Vous ne croyez pas à la réindustrialisation évoquée par de nombreux responsables politiques ?
Je vais prendre une image. C’est exactement lorsqu’on sort de table et qu’on dit : « Demain, j’entame un régime ». On a vraiment envie de le faire, mais demain est un autre jour. Il y aura d’autres obligations ou contraintes qui changeront la donne.
Allons-nous assister à un phénomène massif de relocalisations ou de rapatriement de certaines chaînes de valeur en France ? Est-ce utopique de l’envisager ?
Tant que ce sera rentable pour l’entreprise de recréer une chaîne de fabrication en France par rapport à ce qui existe en Asie du Sud-Est, c’est possible. Mais le système va être vite dépassé, car il existe toujours un pays plus pauvre pour fabriquer moins cher.
Il y a une trentaine d’années, on allait fabriquer en Tunisie et au Maroc. Dès que ces pays ont eu des syndicats et ont rencontré des problèmes sociaux, ils ont dû monter leurs prix. En les augmentant, ils sont devenus moins compétitifs. On est donc allé fabriquer en Chine. Et aujourd’hui, la Chine est dépassée par le Vietnam et les pays d’Asie du Sud-Est. Il y aura toujours moins cher que moins cher. Voici le vrai sondage à effectuer : les Français sont-ils prêts à payer plus cher pour avoir des produits français ? Enfin, n’oublions pas qu’on exporte beaucoup. Si on boycotte des produits étrangers, on boycottera les nôtres aussi. C’est un vieux problème.
Croyez-vous que cette crise donne un coup de fouet à la transition écologique ?
C’est un problème majeur. Aujourd’hui, on se cache derrière des mots forts. Mais comment cela va-t-il concrètement se traduire ? Il y a des impératifs. Je ne pense pas qu’on puisse traiter tous les problèmes de la société en même temps. On peut s’attaquer à un problème et se donner cinq ans pour y arriver. Cela ne veut pas dire qu’on va lentement, cela veut dire qu’on se donne les moyens d’y arriver.
« L’État n’est pas un industriel »
Le président du Forum de Davos appelle de ses vœux une « grande réinitialisation » du capitalisme. Va-t-on changer de paradigme économique et social ?
Il faudrait être « Madame Soleil » pour prévoir ça. Des choses vont changer, c’est certain. Les esprits sont modifiés. Mais dans quelle direction ? Ça, je ne sais pas. Cela dit, il y a d’autres menaces sur Terre en ce moment, notamment la guerre économique entre les États-Unis et la Chine, ou la situation de l’Iran qui, malgré le boycott, continue à financer ses programmes de recherche sur le nucléaire.
Le monde a changé.
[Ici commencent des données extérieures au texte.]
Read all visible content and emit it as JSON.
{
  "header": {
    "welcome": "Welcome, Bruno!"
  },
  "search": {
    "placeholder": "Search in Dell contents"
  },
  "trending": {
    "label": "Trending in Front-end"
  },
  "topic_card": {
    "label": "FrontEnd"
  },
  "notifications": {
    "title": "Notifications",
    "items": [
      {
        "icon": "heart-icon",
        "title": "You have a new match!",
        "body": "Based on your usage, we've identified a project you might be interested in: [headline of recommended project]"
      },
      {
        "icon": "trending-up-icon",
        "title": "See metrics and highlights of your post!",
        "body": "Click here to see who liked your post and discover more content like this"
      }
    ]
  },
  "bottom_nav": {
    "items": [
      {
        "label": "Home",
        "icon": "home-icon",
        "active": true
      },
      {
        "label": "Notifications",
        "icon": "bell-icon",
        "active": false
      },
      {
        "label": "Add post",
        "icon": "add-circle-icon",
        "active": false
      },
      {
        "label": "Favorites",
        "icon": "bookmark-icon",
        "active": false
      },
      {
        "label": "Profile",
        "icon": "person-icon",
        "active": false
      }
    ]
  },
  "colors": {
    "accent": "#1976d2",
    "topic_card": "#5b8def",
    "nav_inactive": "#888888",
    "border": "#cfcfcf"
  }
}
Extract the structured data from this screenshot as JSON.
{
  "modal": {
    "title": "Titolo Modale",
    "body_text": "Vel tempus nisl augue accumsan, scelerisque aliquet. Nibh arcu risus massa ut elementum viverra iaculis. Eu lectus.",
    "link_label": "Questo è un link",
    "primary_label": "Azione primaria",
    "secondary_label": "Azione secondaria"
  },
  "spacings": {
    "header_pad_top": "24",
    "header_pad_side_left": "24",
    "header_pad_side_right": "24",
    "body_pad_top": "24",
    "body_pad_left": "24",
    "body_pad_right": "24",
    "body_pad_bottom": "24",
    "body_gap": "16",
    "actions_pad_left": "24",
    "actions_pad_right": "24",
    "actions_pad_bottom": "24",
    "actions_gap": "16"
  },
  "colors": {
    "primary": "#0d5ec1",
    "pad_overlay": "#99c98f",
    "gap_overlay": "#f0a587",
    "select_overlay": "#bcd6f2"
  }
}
Au début du siècle, le marché était au coin de la rue. Il est désormais mondial. On peut acheter des entreprises à l’autre bout du monde. Les Chinois se sont rendus compte qu’ils fabriquaient des produits pour les entreprises étrangères mais qu’ils étaient aussi à la merci de ces entreprises. Ils ont fini par acheter des entreprises étrangères à travers le monde et à effectuer des investissements stratégiques pour écouler leurs produits.
L’État doit-il voler au secours des entreprises françaises stratégiques dont le cours de Bourse s’est effondré et qui deviennent des proies faciles pour des fonds étrangers ?
Protéger ou interdire. Protéger, cela signifie les aider. Or, l’État n’est pas un industriel. Si une entreprise est rachetée par un spécialiste du secteur qui pourra investir et la développer, pourquoi pas. Mais il faut qu’il y ait un intérêt commun pour envisager un rapprochement, à l’image de la fusion entre Essilor et Luxottica (les deux groupes ont fusionné en octobre 2018 — ndlr). Je pose la question : que serait venu faire l’État dans ce rapprochement ?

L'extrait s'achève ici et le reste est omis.